Electronic mail (email) is certified and authenticated by an authentication
service. The authentication service is integrated with an email web site
that allows users to set up email accounts. Outgoing email from the email
web site is routed to the authentication service. A message identifier
(ID) is generated and added to the message within markers. A random-number
generator creates random pad characters that are added to the message
before a checksum is generated. The checksum and the pad characters are
stored in a table indexed by the message ID. The pad characters and the
checksum are placed in secure storage and not available to users or others
on the Internet. The email with the message ID in the markers but without
the pad characters or checksum is sent to the recipients, along with
instructions on how to authenticate the message. Others can authenticate a
message by emailing it to the authentication service. The message ID is
extracted from the markers and used to find the checksum and pad
characters in the table. The pad characters are again added to the message
and a new checksum generated. Authentication fails when the checksums do
not match. An authentication-result message is added to the message before
it is returned. Quotation indent characters are stripped from the message
before authentication so that quoted messages can be authenticated even
though they are altered by reply software during quotation. Headers such
as addresses and dates can be copied to the message body so that they are
also authenticated.
De elektronische post (e-mail) wordt verklaard en door de authentificatiedienst voor authentiek verklaard. De authentificatiedienst is geïntegreerd met een e-mailwebsite die gebruikers toestaat om e-mailrekeningen op te zetten.

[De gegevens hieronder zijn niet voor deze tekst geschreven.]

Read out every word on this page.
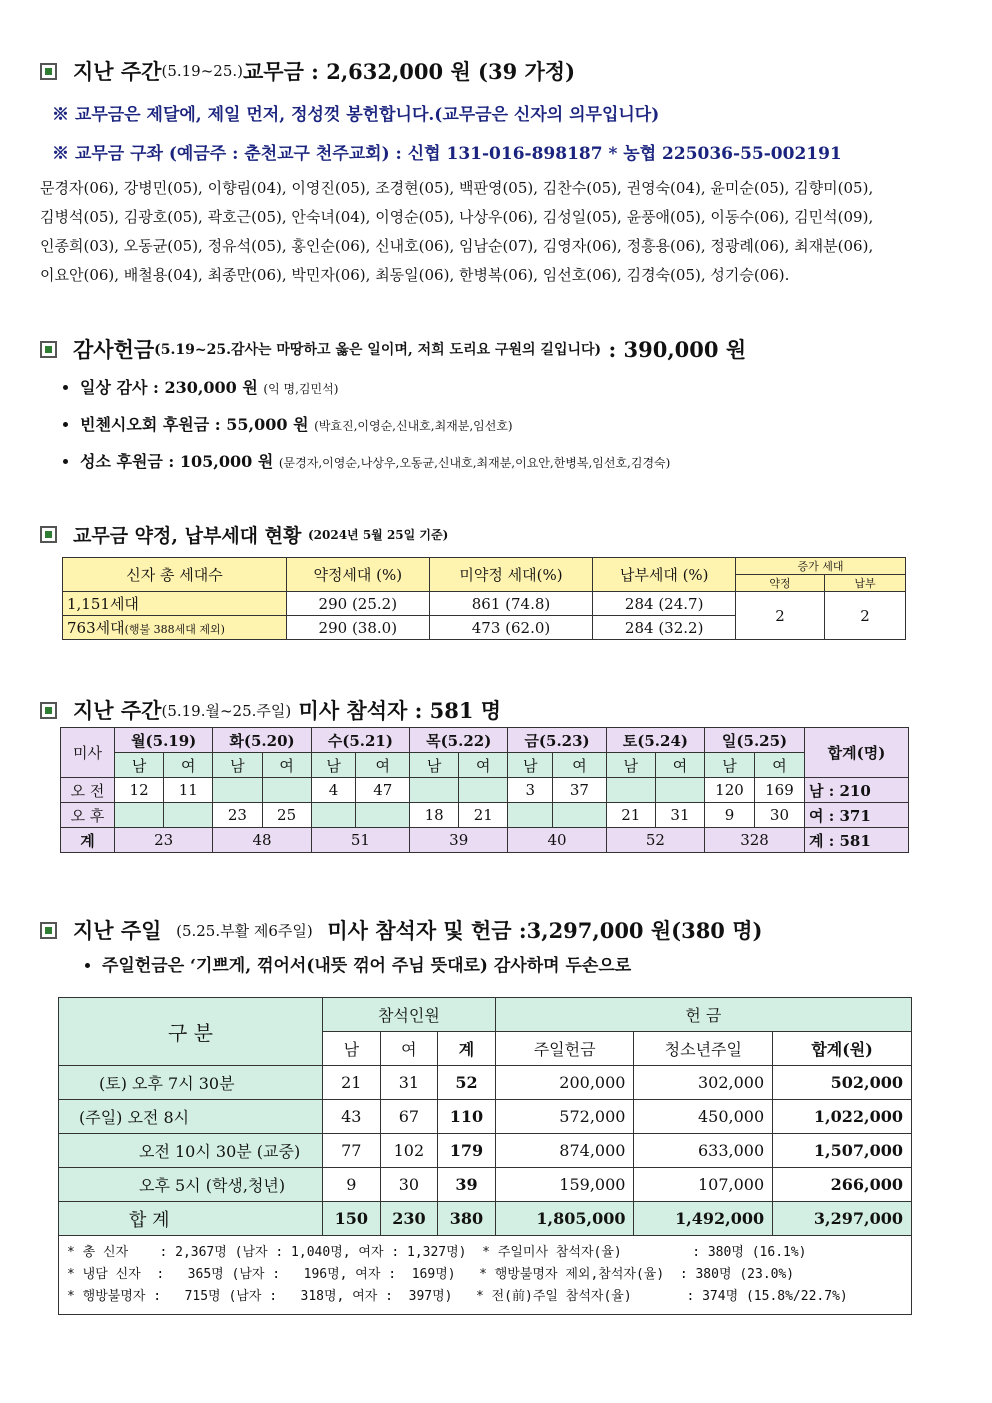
지난 주간 (5.19~25.) 교무금 : 2,632,000 원 (39 가정)
※ 교무금은 제달에, 제일 먼저, 정성껏 봉헌합니다.(교무금은 신자의 의무입니다)
※ 교무금 구좌 (예금주 : 춘천교구 천주교회) : 신협 131-016-898187 * 농협 225036-55-002191
문경자(06), 강병민(05), 이향림(04), 이영진(05), 조경현(05), 백판영(05), 김찬수(05), 권영숙(04), 윤미순(05), 김향미(05),
김병석(05), 김광호(05), 곽호근(05), 안숙녀(04), 이영순(05), 나상우(06), 김성일(05), 윤풍애(05), 이동수(06), 김민석(09),
인종희(03), 오동균(05), 정유석(05), 홍인순(06), 신내호(06), 임남순(07), 김영자(06), 정흥용(06), 정광례(06), 최재분(06),
이요안(06), 배철용(04), 최종만(06), 박민자(06), 최동일(06), 한병복(06), 임선호(06), 김경숙(05), 성기승(06).
감사헌금 (5.19~25.감사는 마땅하고 옳은 일이며, 저희 도리요 구원의 길입니다)
: 390,000 원
• 일상 감사 : 230,000 원 (익 명,김민석)
• 빈첸시오회 후원금 : 55,000 원 (박효진,이영순,신내호,최재분,임선호)
• 성소 후원금 : 105,000 원 (문경자,이영순,나상우,오동균,신내호,최재분,이요안,한병복,임선호,김경숙)
교무금 약정, 납부세대 현황
(2024년 5월 25일 기준)
신자 총 세대수	약정세대 (%)	미약정 세대(%)	납부세대 (%)	증가 세대	
				약정	납부
1,151세대	290 (25.2)	861 (74.8)	284 (24.7)	2	2
763세대(행불 388세대 제외)	290 (38.0)	473 (62.0)	284 (32.2)		
지난 주간 (5.19.월~25.주일)
미사 참석자 : 581 명
미사	월(5.19)		화(5.20)		수(5.21)		목(5.22)		금(5.23)		토(5.24)		일(5.25)		합계(명)
	남	여	남	여	남	여	남	여	남	여	남	여	남	여	
오 전	12	11			4	47			3	37			120	169	남 : 210
오 후			23	25			18	21			21	31	9	30	여 : 371
계	23		48		51		39		40		52		328		계 : 581
지난 주일
(5.25.부활 제6주일)
미사 참석자 및 헌금 :3,297,000 원(380 명)
• 주일헌금은 ‘기쁘게, 꺾어서(내뜻 꺾어 주님 뜻대로) 감사하며 두손으로
구 분	참석인원			헌 금		
	남	여	계	주일헌금	청소년주일	합계(원)
(토) 오후 7시 30분	21	31	52	200,000	302,000	502,000
(주일) 오전 8시	43	67	110	572,000	450,000	1,022,000
오전 10시 30분 (교중)	77	102	179	874,000	633,000	1,507,000
오후 5시 (학생,청년)	9	30	39	159,000	107,000	266,000
합 계	150	230	380	1,805,000	1,492,000	3,297,000

* 총 신자    : 2,367명 (남자 : 1,040명, 여자 : 1,327명)  * 주일미사 참석자(율)         : 380명 (16.1%)
* 냉담 신자  :   365명 (남자 :   196명, 여자 :  169명)   * 행방불명자 제외,참석자(율)  : 380명 (23.0%)
* 행방불명자 :   715명 (남자 :   318명, 여자 :  397명)   * 전(前)주일 참석자(율)       : 374명 (15.8%/22.7%)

Uitgaande e-mail van de e-mailwebsite wordt geleid aan de authentificatiedienst. Een berichtherkenningsteken (ID) wordt geproduceerd en aan het bericht binnen tellers toegevoegd. Een willekeurig-aantalgenerator leidt tot willekeurige stootkussenkarakters die aan het bericht worden toegevoegd alvorens een controlesom wordt geproduceerd. De controlesom en de stootkussenkarakters worden in een lijst opgeslagen die door berichtidentiteitskaart wordt geïndexeerd. De stootkussenkarakters en de controlesom worden geplaatst in veilige opslag en niet beschikbaar aan gebruikers of anderen op Internet. E-mail met berichtidentiteitskaart in wordt de tellers maar zonder de de stootkussenkarakters of controlesom verzonden naar de ontvangers, samen met instructies op hoe te om het bericht voor authentiek te verklaren. Anderen kunnen een bericht door het met de elektronische post te versturen aan de authentificatiedienst voor authentiek verklaren. Berichtidentiteitskaart wordt gehaald uit de tellers en gebruikt om de controlesom en stootkussenkarakters in de lijst te vinden. De stootkussenkarakters worden opnieuw toegevoegd aan het geproduceerde bericht en een nieuwe controlesom. De authentificatie ontbreekt wanneer de controlesommen niet aanpassen. Wordt een authentificatie-resultaat bericht toegevoegd aan het bericht alvorens het is teruggekeerd. De de paragraafkarakters van het citaat zijn gestript van het bericht vóór authentificatie zodat de geciteerde berichten kunnen worden voor authentiek verklaard alhoewel zij door antwoordsoftware tijdens citaat worden veranderd. Headers zoals adressen en data kunnen aan het berichtlichaam worden gekopieerd zodat zij ook voor authentiek worden verklaard.